I think you are even more corrupt than George, I said. At least he seems to find child porn interesting. For you it’s just money.

The hacking was different. George blackmailed him into it. Using the pornography. As Clement saw it, he had no choice. Either he introduced the virus that destroyed all our files, or George would destroy him. It sounded so pitiful and grubby in court. I looked at the two handsome boys. Why couldn’t Clement say, I cannot do that, you are my brother and I believe you will not make me do it.

Clement said, It wasn’t as if they were destroyed forever, I knew we could get them up again.

Spoken like a true and faithful servant, said the judge.

They got gaol sentences. My innocence was finally established, maybe not entirely believed but at least agreed to. But my business was gone. A service such as mine which depends on trust cannot survive months in court. The only consolation was that Brent’s business went too. Not him, of course, they didn’t get him, him and his millions safe somewhere offshore, and doubtless starting up afresh.

There were other fish caught in the net. The Costellos turned out to have connections with Clay Brent, not just in the pornography trade. The vague import–export business, with its teak furniture and celadon china, was also about drugs. The pink and gilt palace where Gwyneth was raped featured in the newspapers as the castle that cocaine built. I thought she’d be delighted to hear of their fall, and so she was, but not surprised. I knew they wouldn’t last, she said, it’s only a matter of time, those people always get caught.

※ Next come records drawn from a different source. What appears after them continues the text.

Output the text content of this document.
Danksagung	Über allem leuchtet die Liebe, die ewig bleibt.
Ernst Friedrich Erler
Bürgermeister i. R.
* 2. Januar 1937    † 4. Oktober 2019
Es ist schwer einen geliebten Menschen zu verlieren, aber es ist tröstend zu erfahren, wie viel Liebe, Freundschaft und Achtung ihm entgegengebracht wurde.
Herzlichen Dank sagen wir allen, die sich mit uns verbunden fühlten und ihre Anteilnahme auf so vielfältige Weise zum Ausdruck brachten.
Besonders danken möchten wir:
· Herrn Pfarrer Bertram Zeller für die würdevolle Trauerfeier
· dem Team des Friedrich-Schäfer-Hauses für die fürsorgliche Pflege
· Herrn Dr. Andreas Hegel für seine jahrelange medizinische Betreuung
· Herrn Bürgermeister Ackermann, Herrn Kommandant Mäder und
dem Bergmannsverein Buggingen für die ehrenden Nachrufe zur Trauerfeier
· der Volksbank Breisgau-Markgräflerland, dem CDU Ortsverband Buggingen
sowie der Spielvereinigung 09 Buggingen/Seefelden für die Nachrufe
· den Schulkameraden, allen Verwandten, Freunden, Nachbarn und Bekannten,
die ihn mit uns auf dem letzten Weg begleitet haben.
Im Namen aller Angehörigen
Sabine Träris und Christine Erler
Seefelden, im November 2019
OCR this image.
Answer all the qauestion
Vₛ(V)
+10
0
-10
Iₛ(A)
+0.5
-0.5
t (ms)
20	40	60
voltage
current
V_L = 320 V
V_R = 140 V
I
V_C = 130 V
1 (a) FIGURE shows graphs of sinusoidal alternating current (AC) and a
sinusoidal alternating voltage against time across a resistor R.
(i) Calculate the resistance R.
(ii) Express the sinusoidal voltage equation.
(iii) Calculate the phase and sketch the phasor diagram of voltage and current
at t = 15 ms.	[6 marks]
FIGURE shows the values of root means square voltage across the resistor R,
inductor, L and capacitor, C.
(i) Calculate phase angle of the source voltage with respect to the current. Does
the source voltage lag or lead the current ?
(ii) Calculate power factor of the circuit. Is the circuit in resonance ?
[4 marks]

All those diamonds on Mrs Costello’s fingers. The rocks of heroin, was the newspapers’ name for them. Not much good to her now, said Gwyneth with great glee. The come-uppance of the Costellos and her delight in it was the most fun I had in that sorry time.

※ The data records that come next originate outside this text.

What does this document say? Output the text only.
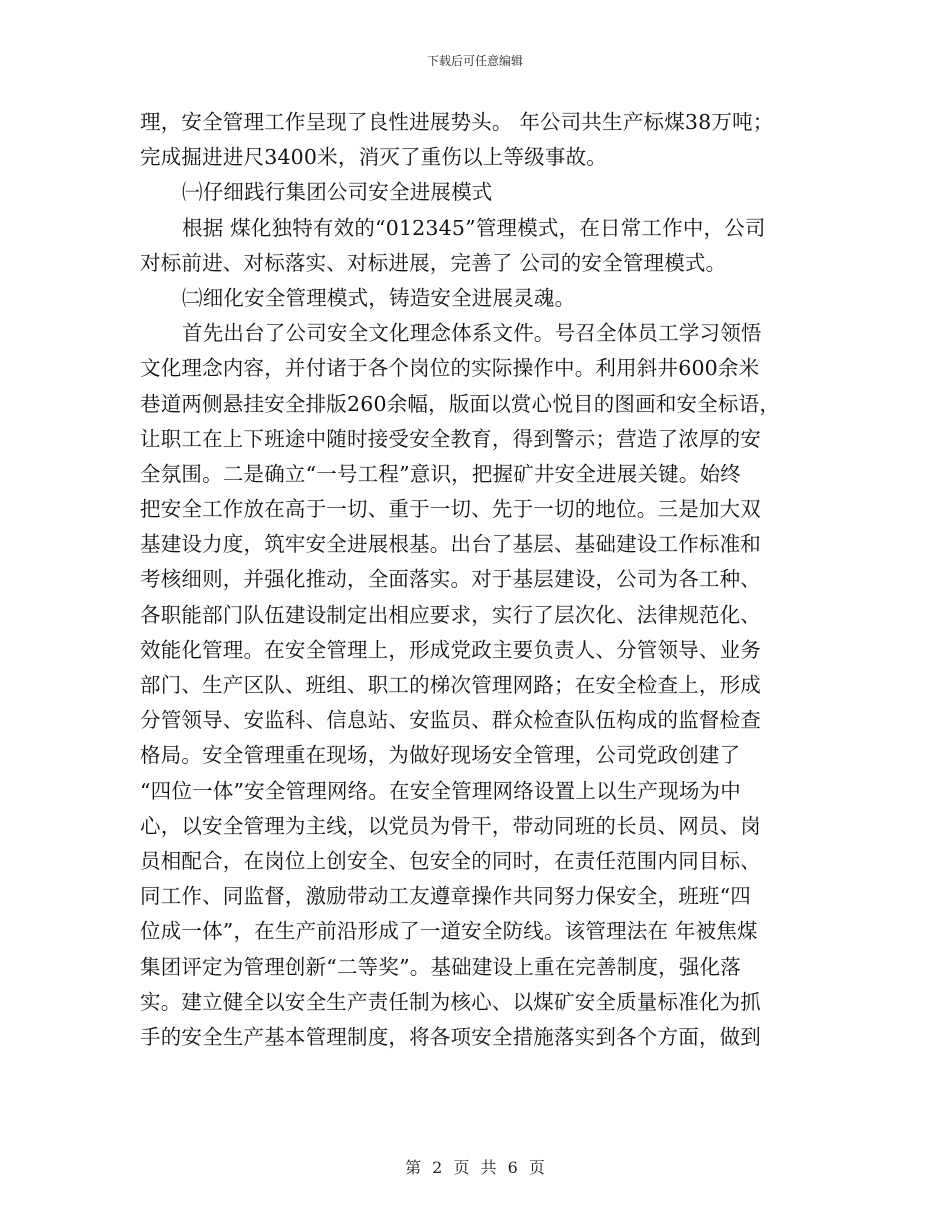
下载后可任意编辑
理，安全管理工作呈现了良性进展势头。 年公司共生产标煤38万吨；
完成掘进进尺3400米，消灭了重伤以上等级事故。
㈠仔细践行集团公司安全进展模式
根据 煤化独特有效的“012345”管理模式，在日常工作中，公司
对标前进、对标落实、对标进展，完善了 公司的安全管理模式。
㈡细化安全管理模式，铸造安全进展灵魂。
首先出台了公司安全文化理念体系文件。号召全体员工学习领悟
文化理念内容，并付诸于各个岗位的实际操作中。利用斜井600余米
巷道两侧悬挂安全排版260余幅，版面以赏心悦目的图画和安全标语，
让职工在上下班途中随时接受安全教育，得到警示；营造了浓厚的安
全氛围。二是确立“一号工程”意识，把握矿井安全进展关键。始终
把安全工作放在高于一切、重于一切、先于一切的地位。三是加大双
基建设力度，筑牢安全进展根基。出台了基层、基础建设工作标准和
考核细则，并强化推动，全面落实。对于基层建设，公司为各工种、
各职能部门队伍建设制定出相应要求，实行了层次化、法律规范化、
效能化管理。在安全管理上，形成党政主要负责人、分管领导、业务
部门、生产区队、班组、职工的梯次管理网路；在安全检查上，形成
分管领导、安监科、信息站、安监员、群众检查队伍构成的监督检查
格局。安全管理重在现场，为做好现场安全管理，公司党政创建了
“四位一体”安全管理网络。在安全管理网络设置上以生产现场为中
心，以安全管理为主线，以党员为骨干，带动同班的长员、网员、岗
员相配合，在岗位上创安全、包安全的同时，在责任范围内同目标、
同工作、同监督，激励带动工友遵章操作共同努力保安全，班班“四
位成一体”，在生产前沿形成了一道安全防线。该管理法在 年被焦煤
集团评定为管理创新“二等奖”。基础建设上重在完善制度，强化落
实。建立健全以安全生产责任制为核心、以煤矿安全质量标准化为抓
手的安全生产基本管理制度，将各项安全措施落实到各个方面，做到
第 2 页 共 6 页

I dismantled my Venetian study, sold my house. Now I live in one of those lots of battery housing, down near where the old drive-in used to be. I walk to Dickson sometimes and eat a meal in the friendly white-lit Vietnamese restaurant with its Buddhist shrine on the wall garishly and lovingly decorated with votive offerings. It is easy to read there, in the shadowless light holding the book in one hand while I eat with chopsticks.

I am choosing to end my story here, or perhaps you could say stop, you could understand it as a cutting off, a slicing through, sharply and cleanly. You could examine it in a scientific way, as a cross-section, each life in its place marbled in amongst the others. At this slice some people are in happy moments, some not. I could have cut through at other instances in time. Flora and me waking up, making love, all our intoxicating musky scents, an occasion of bliss that not even a fairy story could manage. I tell myself, those other moments are there, I can slice through at any time and observe them.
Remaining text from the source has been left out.